Ex-prefeito de Tijuana, o homem forte do clube e pai do atual presidente – Jorge Alberto Hank Inzunsa, de apenas 28 anos – é considerado poderoso e perigoso no país, pois possui fortes ligações políticas e com as altas esferas da sociedade local. Investigado também nos Estados Unidos, Jorge já viu seu chofer pessoal ser preso por contrabandear 57 kg de cocaina e foi ligado a crimes envolvendo organizações colombianas de narcotráfico e lavagem de dinheiro. Em contrapartida, nada foi comprovado.

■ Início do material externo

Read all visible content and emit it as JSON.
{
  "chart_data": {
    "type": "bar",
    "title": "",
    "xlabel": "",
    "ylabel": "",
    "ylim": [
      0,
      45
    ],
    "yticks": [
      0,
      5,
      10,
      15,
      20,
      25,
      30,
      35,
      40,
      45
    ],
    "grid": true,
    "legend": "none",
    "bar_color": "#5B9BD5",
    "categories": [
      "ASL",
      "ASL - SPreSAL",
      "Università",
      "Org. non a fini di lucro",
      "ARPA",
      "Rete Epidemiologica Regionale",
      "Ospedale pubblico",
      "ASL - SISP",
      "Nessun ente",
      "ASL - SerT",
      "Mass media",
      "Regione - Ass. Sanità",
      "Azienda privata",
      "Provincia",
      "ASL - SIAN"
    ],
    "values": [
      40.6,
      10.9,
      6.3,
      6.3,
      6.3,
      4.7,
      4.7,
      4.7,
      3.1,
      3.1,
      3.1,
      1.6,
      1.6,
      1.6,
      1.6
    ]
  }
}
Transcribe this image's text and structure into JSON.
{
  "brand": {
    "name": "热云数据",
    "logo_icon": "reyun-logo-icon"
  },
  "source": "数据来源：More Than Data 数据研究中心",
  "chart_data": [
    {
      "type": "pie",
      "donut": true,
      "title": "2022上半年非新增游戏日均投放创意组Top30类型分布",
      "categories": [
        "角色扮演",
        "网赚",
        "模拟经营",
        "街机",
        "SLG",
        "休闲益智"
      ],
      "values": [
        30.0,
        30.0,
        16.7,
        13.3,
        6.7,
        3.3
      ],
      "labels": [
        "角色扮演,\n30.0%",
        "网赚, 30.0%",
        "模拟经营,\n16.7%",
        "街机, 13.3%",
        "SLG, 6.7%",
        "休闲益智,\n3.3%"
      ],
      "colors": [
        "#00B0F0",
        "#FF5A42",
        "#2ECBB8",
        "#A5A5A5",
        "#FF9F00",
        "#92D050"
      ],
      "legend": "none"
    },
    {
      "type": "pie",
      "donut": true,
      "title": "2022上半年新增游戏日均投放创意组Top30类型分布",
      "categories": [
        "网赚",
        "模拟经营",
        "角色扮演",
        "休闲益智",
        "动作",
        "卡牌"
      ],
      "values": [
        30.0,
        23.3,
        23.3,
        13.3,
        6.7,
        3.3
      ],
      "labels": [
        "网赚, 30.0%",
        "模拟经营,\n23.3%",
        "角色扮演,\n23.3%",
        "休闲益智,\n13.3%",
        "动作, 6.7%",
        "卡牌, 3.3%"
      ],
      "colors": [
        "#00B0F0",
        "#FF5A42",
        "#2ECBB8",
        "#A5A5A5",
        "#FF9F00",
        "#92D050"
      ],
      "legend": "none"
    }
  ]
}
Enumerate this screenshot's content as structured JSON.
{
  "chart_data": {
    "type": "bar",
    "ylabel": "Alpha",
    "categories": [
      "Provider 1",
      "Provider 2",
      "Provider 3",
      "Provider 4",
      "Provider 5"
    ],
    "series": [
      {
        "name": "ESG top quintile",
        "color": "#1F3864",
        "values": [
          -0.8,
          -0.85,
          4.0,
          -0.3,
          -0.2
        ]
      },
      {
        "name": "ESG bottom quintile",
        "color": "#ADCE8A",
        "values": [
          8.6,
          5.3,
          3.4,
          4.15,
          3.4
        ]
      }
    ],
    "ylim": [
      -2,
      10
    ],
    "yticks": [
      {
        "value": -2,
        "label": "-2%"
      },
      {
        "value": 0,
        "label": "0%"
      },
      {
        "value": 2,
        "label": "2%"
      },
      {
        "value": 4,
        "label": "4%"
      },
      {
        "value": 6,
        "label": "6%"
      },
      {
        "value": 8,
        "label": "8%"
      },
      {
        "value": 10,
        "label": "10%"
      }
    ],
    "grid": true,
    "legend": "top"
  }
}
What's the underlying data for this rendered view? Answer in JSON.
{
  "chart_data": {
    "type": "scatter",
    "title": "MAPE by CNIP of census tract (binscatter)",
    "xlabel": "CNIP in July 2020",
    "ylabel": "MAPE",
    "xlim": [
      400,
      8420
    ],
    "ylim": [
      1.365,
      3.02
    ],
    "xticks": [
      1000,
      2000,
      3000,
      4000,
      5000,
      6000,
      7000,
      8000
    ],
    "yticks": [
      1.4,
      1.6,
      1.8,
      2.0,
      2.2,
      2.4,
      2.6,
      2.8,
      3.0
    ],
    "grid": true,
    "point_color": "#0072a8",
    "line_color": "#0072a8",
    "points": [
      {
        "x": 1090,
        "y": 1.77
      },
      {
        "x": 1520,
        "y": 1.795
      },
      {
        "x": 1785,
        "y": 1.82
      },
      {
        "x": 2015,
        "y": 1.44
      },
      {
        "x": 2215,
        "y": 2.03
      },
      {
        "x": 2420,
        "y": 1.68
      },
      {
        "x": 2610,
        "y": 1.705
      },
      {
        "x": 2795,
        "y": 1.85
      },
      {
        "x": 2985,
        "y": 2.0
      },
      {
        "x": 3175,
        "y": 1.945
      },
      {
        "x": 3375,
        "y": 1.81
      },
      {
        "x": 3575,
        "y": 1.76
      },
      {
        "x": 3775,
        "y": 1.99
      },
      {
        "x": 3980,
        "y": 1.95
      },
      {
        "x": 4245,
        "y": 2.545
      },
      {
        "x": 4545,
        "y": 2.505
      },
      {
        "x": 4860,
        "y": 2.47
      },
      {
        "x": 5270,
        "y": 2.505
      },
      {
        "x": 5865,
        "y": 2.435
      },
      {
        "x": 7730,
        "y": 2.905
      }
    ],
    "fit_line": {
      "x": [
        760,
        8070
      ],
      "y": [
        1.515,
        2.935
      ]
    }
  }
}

Cidade de Tijuana, narcotráfico, mortes e violência

O time brasileiro ainda terá outros desafios em sua passagem por Tijuana. A começar pela cidade, conhecida como ‘esquina do México’. Localizado na fronteira dos Estados Unidos, o município é passagem de imigrantes ilegais e sua localização considerada privilegiada para os fugitivos, motivo pelo qual Tijuana sofre com o tráfico de drogas internacional. As armas de fogo são outro problema. Mais de 100 mil pessoas morreram nos últimos seis anos na cidade apenas por brigas entre narcotraficantes regionais. O Corinthians, portanto, não deve ter vida fácil.